At Stanwood, Khalifah taught classmates to write their names in Arabic script and handed out candy to teachers and friends after he finished his Ramadan fast. He shared pictures from his homeland and he tirelessly tried to convince others that people from divergent belief systems can get along.

Kevin Cooper, 18, an incoming freshman at Western Washington University, quickly befriended Khalifah in the fall of 2006.

“I went up to introduce myself,” Cooper said. “He obviously didn’t look like he went to Stanwood.”

That year they shared deep conversations about international politics in between bowling with friends and hanging out.

Cooper said he has helped on fundraisers in the past but “not with as much passion as I have for this.”

Nikki Macgregor, who will begin studying business at the University of Washington in the fall, met Khalifah in chemistry class at Stanwood High.
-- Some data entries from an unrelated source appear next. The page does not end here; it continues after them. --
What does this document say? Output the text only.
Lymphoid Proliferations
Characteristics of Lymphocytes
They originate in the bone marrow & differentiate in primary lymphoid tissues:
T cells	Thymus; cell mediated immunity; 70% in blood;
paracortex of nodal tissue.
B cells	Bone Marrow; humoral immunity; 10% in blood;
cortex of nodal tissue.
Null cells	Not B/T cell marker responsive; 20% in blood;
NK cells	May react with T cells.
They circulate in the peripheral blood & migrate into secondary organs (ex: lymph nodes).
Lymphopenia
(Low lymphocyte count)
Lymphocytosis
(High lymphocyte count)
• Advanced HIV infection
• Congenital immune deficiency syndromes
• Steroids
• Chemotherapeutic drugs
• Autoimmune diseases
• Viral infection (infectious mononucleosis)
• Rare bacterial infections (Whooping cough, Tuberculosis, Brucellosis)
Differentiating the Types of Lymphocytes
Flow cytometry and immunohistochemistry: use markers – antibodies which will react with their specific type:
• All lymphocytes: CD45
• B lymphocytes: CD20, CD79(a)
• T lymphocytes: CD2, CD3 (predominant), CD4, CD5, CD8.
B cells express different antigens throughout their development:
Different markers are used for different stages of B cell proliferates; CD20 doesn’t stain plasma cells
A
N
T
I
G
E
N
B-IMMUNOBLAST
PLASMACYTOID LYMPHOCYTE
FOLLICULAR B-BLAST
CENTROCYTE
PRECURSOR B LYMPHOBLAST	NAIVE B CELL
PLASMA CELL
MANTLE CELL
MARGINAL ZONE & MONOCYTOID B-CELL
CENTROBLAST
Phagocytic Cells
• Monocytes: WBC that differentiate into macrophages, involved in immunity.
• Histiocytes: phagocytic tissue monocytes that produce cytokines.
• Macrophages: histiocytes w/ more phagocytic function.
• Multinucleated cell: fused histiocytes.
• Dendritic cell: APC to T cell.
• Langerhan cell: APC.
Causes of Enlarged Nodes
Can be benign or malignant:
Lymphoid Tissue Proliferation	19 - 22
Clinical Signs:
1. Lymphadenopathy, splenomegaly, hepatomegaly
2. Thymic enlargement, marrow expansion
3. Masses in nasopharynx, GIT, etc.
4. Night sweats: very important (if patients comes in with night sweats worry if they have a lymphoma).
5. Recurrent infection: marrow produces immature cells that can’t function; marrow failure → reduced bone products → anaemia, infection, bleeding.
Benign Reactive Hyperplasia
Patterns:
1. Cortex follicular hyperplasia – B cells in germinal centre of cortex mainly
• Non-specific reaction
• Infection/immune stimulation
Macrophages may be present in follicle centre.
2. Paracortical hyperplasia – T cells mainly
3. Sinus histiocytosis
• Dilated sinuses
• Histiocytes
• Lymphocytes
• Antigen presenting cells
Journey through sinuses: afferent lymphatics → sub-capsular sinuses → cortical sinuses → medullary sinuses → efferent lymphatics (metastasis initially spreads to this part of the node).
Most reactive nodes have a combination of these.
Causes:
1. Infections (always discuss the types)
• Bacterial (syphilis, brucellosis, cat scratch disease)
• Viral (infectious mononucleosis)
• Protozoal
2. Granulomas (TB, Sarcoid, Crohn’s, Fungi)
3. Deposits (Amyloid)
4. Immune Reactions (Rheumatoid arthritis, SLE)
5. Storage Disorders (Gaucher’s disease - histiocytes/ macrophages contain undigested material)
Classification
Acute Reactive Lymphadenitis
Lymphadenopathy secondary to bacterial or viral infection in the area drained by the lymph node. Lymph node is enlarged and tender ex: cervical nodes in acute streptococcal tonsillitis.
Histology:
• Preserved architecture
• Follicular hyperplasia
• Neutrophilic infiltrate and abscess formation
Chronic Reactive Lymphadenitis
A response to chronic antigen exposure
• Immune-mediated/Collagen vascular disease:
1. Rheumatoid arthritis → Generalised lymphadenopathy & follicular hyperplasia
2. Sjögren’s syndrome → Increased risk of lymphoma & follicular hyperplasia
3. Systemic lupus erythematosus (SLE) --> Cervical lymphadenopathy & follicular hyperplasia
He was “super smart” and always willing to help others, she said.

Macgregor wrote Khalifah about local efforts to raise money to help pay for his return. She was struck by how much he appreciated their efforts.

“He was really excited and said ‘thank you’ about 50 times,” she said.

Khalifah, a Muslim, graduated third in his class at Christian High School in Bethlehem last spring, just months after his father died. A wall surrounding the historic city was finished the year Khalifah was studying abroad. It is one more concrete example of tensions in the longstanding Israeli and Palestinian conflict.

If anything, the wall has galvanized his resolve to continue his education, a pursuit he can’t afford on his own, his friends say.

Ringland hopes her community can begin to make that possible.

“Here we are on Camano Island and in Stanwood and we worry about whether we are going to have sun or not,” she said. “And here he is in a part of the world where there is so much tension. When we got to know him as a person, we experienced the walls of ignorance crumble and he brought that to us with such grace.”